Onde você estava quando...?
MARTHA MEDEIROS
ZERO HORA - 11/09/11
Recordar onde estávamos é entender que fazemos parte até do que não nos acontece diretamente
Em 31 de outubro de 1996, eu trabalhava no Jornal do Almoço. Havia recém chegado ao estúdio quando soube que um Fokker havia caído segundos depois de decolar de Congonhas. Toda a pauta foi reformulada. A edição daquele dia virou um plantão, só se falou sobre o desastre.
Quando saiu a lista de passageiros, descobri o nome de um amigo, mas não me apavorei, confiante na quantidade de homônimos que há no Brasil. Dei um telefonema e descobri que não era ele.
Em 29 de setembro de 2006, eu estava chegando a uma festa quando soube que um jato da Gol havia sido atingido por outra aeronave em pleno ar e caído em Goiás. Senti um mal-estar, mas segui com os planos de me divertir.
Em 17 de julho de 2007, eu estava assistindo ao Jornal Nacional quando deram a notícia do voo da TAM que, ao aterrissar, atravessou a pista e colidiu contra um prédio numa avenida ao lado do aeroporto. Gelei quando soube que o voo partira de Porto Alegre. Haveria alguém conhecido a bordo? Liguei para alguns amigos que viajavam com frequência para São Paulo e recebi chamadas também: formou-se uma corrente de afeto e solidariedade.
Os três acidentes aéreos citados acima foram dissecados no livro Perda Total, de Ivan Sant´Ana, que já havia escrito o ótimo Caixa Preta. É uma leitura emocionalmente difícil, mas que relata algo que faz parte da rotina de um número crescente de pessoas – voar.
Cada vez que entramos num avião, estamos 100% entregues ao destino, o que não acontece num carro, onde podemos manobrar, frear, saltar, enfim, interferir de alguma forma. Dentro de um avião, só nos resta a inércia. Talvez por isso as vítimas de acidentes aéreos nos comovam tanto.
Mas nada se compara à tragédia de 11 de setembro de 2001. Um assassinato premeditado e transmitido ao vivo através de imagens que até hoje parecem efeitos de computador. Onde você estava naquele dia? Eu estava escrevendo em casa quando minha funcionária chegou para trabalhar e sugeriu que eu ligasse a tevê. “Está acontecendo alguma coisa nos Estados Unidos.” Liguei a tempo de ver os prédios do WTC virem abaixo.

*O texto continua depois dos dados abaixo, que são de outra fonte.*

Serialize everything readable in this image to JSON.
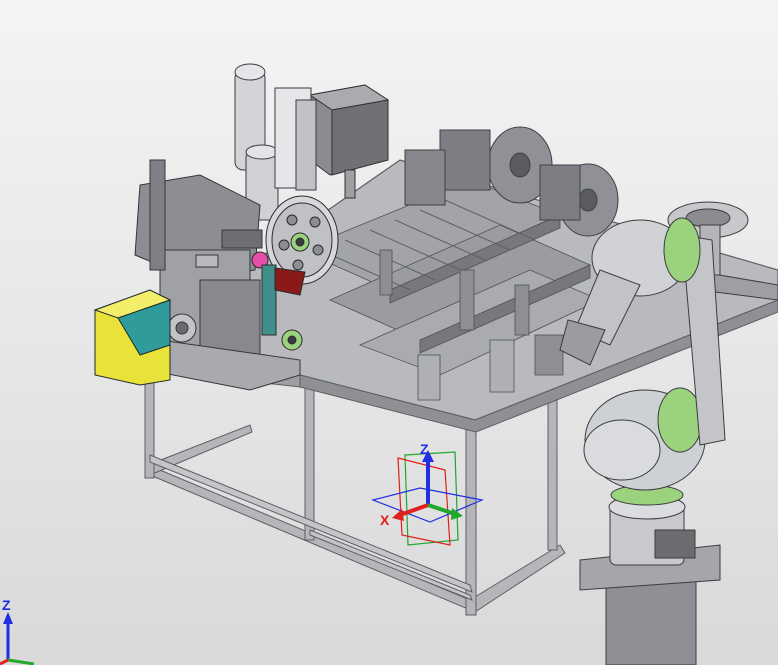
{
  "viewport": {
    "background_top": "#f4f4f4",
    "background_bottom": "#d9d9d9"
  },
  "colors": {
    "frame": "#a7a9ad",
    "frame_dark": "#6e7075",
    "plate": "#b9bbbf",
    "steel": "#c9ccd1",
    "robot": "#c7c9cd",
    "accent_green": "#9bd27d",
    "enclosure_yellow": "#e8e23a",
    "enclosure_teal": "#2f9c9b",
    "axis_x": "#e0201a",
    "axis_y": "#1fa82a",
    "axis_z": "#1f2ee0"
  },
  "triad": {
    "x_label": "X",
    "z_label": "Z"
  },
  "corner_triad": {
    "z_label": "Z"
  },
  "icons": [
    "reference-triad-icon",
    "orientation-triad-icon"
  ]
}
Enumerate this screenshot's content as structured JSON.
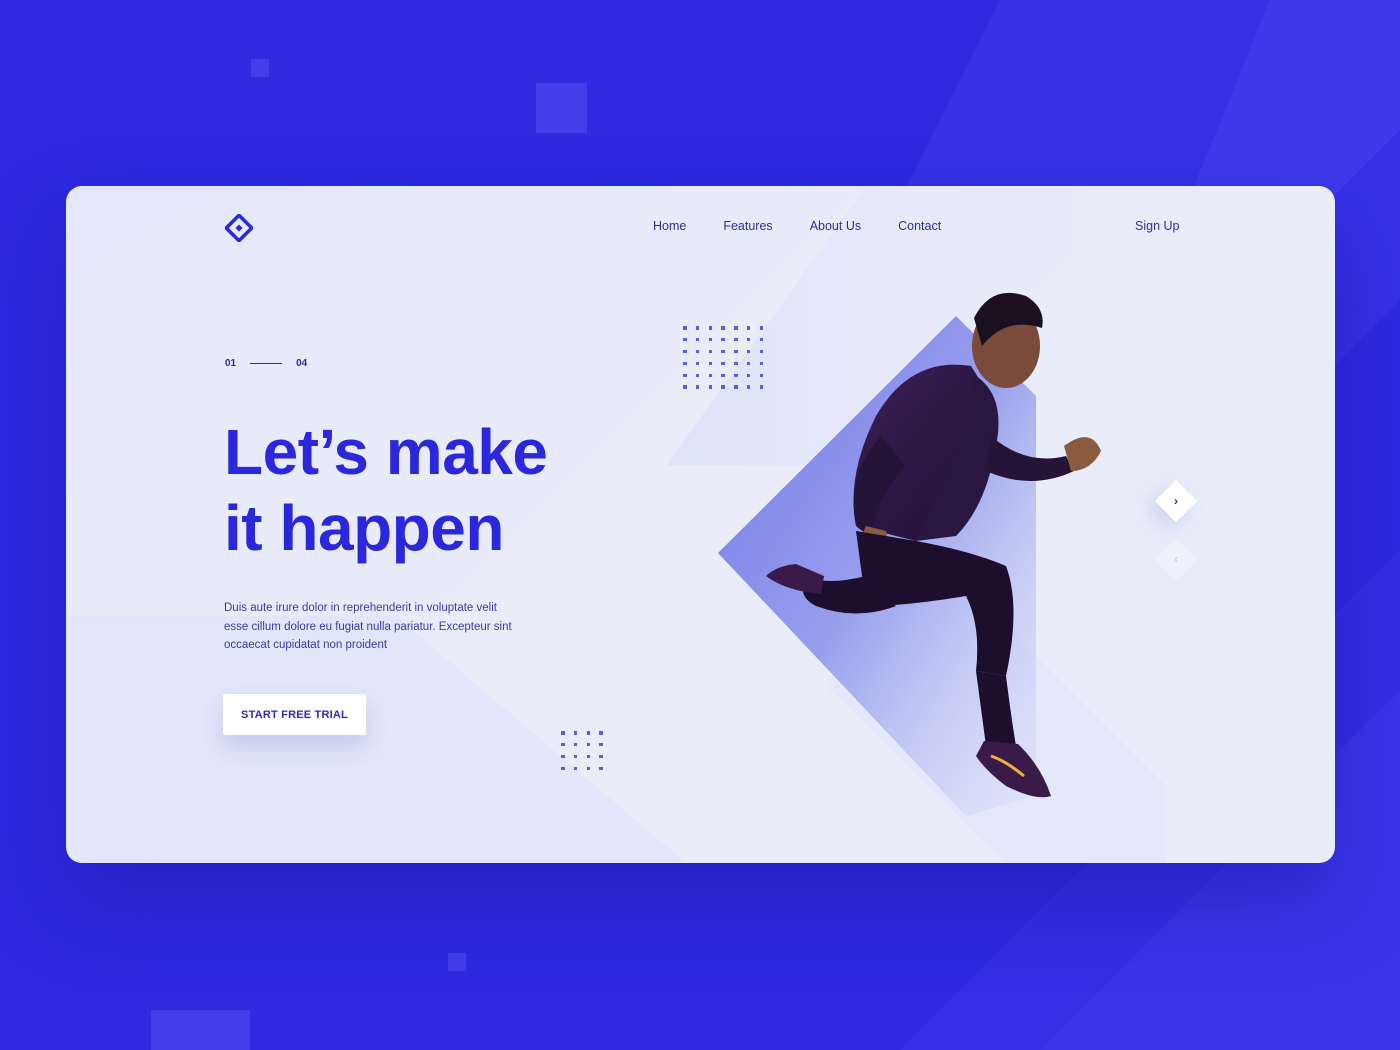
{
  "brand": {
    "logo_icon": "diamond-logo-icon"
  },
  "nav": {
    "links": [
      "Home",
      "Features",
      "About Us",
      "Contact"
    ],
    "signup_label": "Sign Up"
  },
  "slide_counter": {
    "current": "01",
    "total": "04"
  },
  "hero": {
    "headline_line1": "Let’s make",
    "headline_line2": "it happen",
    "body_line1": "Duis aute irure dolor in reprehenderit in voluptate velit",
    "body_line2": "esse cillum dolore eu fugiat nulla pariatur. Excepteur sint",
    "body_line3": "occaecat cupidatat non proident",
    "cta_label": "START FREE TRIAL"
  },
  "slider": {
    "next_icon": "chevron-right-icon",
    "prev_icon": "chevron-left-icon",
    "next_glyph": "›",
    "prev_glyph": "‹"
  },
  "colors": {
    "background": "#2d2ae0",
    "card": "#e9edfa",
    "accent": "#2b27dc",
    "dots": "#5b5ce0"
  }
}
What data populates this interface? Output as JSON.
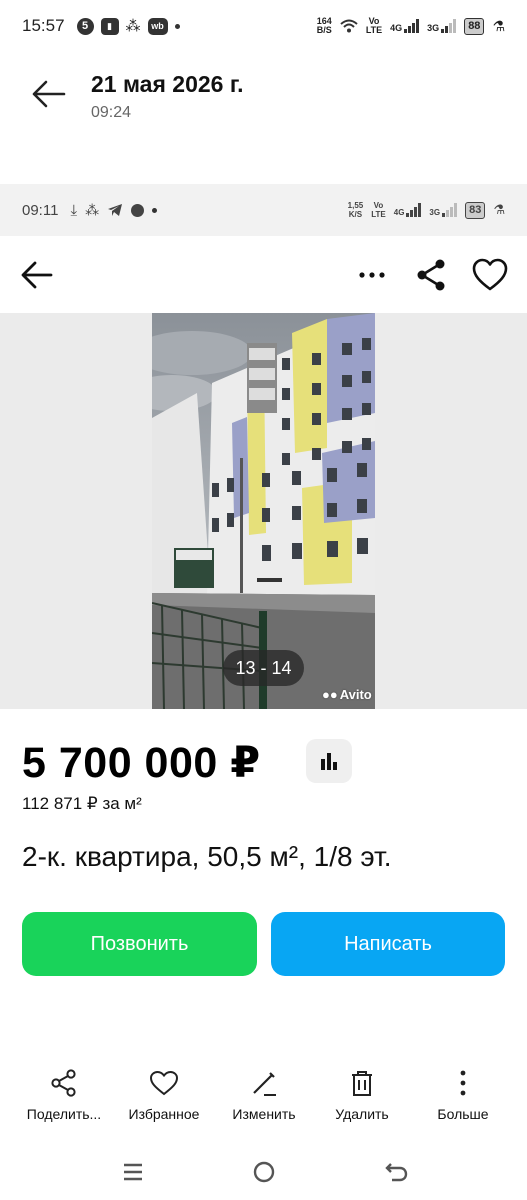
{
  "status_bar": {
    "time": "15:57",
    "app_badge_1": "5",
    "app_badge_3": "wb",
    "net_speed": "164",
    "net_speed_unit": "B/S",
    "volte_1": "Vo",
    "volte_2": "LTE",
    "net_4g": "4G",
    "net_3g": "3G",
    "battery": "88"
  },
  "gallery_header": {
    "date": "21 мая 2026 г.",
    "time": "09:24"
  },
  "inner_status_bar": {
    "time": "09:11",
    "net_speed": "1,55",
    "net_speed_unit": "K/S",
    "volte_1": "Vo",
    "volte_2": "LTE",
    "net_4g": "4G",
    "net_3g": "3G",
    "battery": "83"
  },
  "listing": {
    "photo_counter": "13 - 14",
    "watermark": "Avito",
    "price": "5 700 000 ₽",
    "price_per_m": "112 871 ₽ за м²",
    "title": "2-к. квартира, 50,5 м², 1/8 эт.",
    "call_label": "Позвонить",
    "write_label": "Написать"
  },
  "actions": [
    {
      "label": "Поделить...",
      "icon": "share-icon"
    },
    {
      "label": "Избранное",
      "icon": "heart-icon"
    },
    {
      "label": "Изменить",
      "icon": "pencil-icon"
    },
    {
      "label": "Удалить",
      "icon": "trash-icon"
    },
    {
      "label": "Больше",
      "icon": "more-vertical-icon"
    }
  ],
  "colors": {
    "call": "#19d35a",
    "write": "#08a6f3",
    "building_yellow": "#e6e07a",
    "building_lilac": "#9aa0c8"
  }
}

Era uma terça-feira, e eu já havia mandado para Zero Hora o texto da minha coluna de quarta, que tratava de um assunto idiota. No dia seguinte, qualquer assunto que não fosse o atentado seria idiota. Telefonei para o editor e pedi que ignorasse, em poucos minutos enviaria outro, mesmo que eu não tivesse a menor ideia sobre o que escrever. Com um notebook no colo e o olhar grudado na tevê, só me ocorreu refletir sobre nossa vulnerabilidade.
É praxe perguntar: onde você estava quando mataram Kennedy? Onde você estava quando mataram Lennon? Recordar onde estávamos é entender que fazemos parte até do que não nos acontece diretamente. Onde estávamos? Estávamos vivendo o cotidiano de um dia que havia começado comum, como começam todos os dias, até que fomos atingidos – também.